Reviews on a listing help it become a citation. Rich keywords in reviews can also have benefit.
Other Local Search Tips
If you’re helping local businesses, there are ways to mimic location when performing test searches to simulate real localized searches. Use the Search Tools setting to change your location.
What about Bing and Yahoo? They have kept their own local programs despite merging other search results. Bing has its own dashboard similar to Places, but with some interesting additional features, such as being able to specify relevancy percentage of your categories. Yahoo has kind of frozen since the new CEO took over. Rodecker’s agency has seen a lot of verification postcards not sent, or businesses getting blank postcards.
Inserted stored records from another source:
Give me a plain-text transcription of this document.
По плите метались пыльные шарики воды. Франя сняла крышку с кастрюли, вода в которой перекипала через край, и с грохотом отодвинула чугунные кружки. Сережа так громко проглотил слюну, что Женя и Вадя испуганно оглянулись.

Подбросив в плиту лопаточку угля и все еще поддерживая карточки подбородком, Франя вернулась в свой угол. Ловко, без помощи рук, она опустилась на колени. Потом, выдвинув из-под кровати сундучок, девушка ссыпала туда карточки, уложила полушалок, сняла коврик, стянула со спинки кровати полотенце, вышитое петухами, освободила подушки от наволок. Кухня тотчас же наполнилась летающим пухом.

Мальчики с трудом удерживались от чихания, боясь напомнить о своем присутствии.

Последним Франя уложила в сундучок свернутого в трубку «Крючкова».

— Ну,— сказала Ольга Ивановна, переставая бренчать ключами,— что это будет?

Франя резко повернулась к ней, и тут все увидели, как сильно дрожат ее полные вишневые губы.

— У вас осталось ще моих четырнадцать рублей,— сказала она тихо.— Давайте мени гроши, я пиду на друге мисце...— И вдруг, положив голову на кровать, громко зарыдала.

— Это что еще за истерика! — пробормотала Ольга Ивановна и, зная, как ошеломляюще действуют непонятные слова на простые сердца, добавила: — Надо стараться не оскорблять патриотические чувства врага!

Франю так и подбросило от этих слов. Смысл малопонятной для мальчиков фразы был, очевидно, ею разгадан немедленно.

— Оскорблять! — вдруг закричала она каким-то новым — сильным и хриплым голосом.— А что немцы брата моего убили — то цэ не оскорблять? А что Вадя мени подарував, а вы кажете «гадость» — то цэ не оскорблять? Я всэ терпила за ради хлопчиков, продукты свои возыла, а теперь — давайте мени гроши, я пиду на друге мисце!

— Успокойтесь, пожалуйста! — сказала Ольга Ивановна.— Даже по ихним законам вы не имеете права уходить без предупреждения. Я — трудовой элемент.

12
Local Splash has an “SEO process” they go through with a site. They work to make each destination unique, and create geo-targeted landing pages for each location populated with unique content. But these days they see more benefit from just optimizing the business’s own website.
What about local schema markup? It does create a better chance of data being recognized as a citation by Google.
Local pages vs. brand pages: Brand is a stronger signal. Local Splash tries to take advantage of local pages by location. If you are a franchise that can tie into a main brand site, that’s going to be a stronger signal.
Closing thoughts:
- Insights in Places management: a lot of good information there, including keywords that are getting your business shown and are driving actual traffic.
- Put a tracking code in your business listings to better track results (although the code doesn’t always come through on clicks from the search results).
- Make use of image optimization using EXIF geo-information. See RelevantAds.com Tools
- RelevantAds also has a categorization tool to determine top-ranking categories for search engines.